A caveat is that since Python is an object oriented language it is more common 
than with C that code from a higher level module will be invoked by code from a 
lower level module, for example by calling an object method that was 
over-ridden by the higher level module - this actually happens in the logging 
module (emit method).

> That's why I asked for a specific API: when do you register a handler?
> When are they called? When are they reset?

Read the pthread_atfork man page.

> The whole point of atfork is to avoid breaking invariants and
> introduce invalid state in the child process. If there is one thing we
> want to avoid, it's precisely reading/writting corrupted data from/to
> files, so eluding the I/O problem seems foolish to me.

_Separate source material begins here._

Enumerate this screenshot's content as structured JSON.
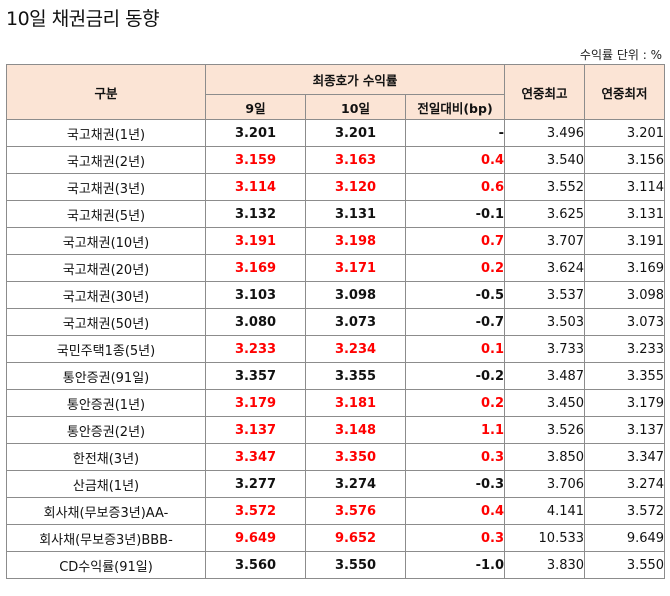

Please don't use insulting adjectives. 
If you think I am wrong, convincing me logically will do.

you can "avoid breaking invariants" using two different strategies:
1) Acquire locks before the fork and release/reset them after it.
2) Initialize the module to some known state after the fork.

For some (most?) modules it may be quite reasonable to initialize the module to 
a known state after the fork without acquiring its locks before the fork; this 
too is explained in the pthread_atfork man page:
"Alternatively, some libraries might be able to supply just a child routine 
that reinitializes the mutexes in the library and all associated states to some 
known value (for example, what it was when the image was originally executed)."

> > A  "critical section" lock that protects in-memory data should not be held 
> > for long.
>
> Not necessarily. See for example I/O locks and logging module, which
> hold locks until I/O completion.

Oops, I have always used the term "critical section" to describe a lock that 
protects data state as tightly as possible, ideally not even across function 
calls but now I see the Wikipedia defines one to protect any resource including 
IO.

The logging module locks the entire emit() function which I think is wrong. 
It should let the derived handler take care of locking when it needs to, if it 
needs to at all.

The logging module is an example for a module we should reinitialize after the 
fork without locking its locks before the fork.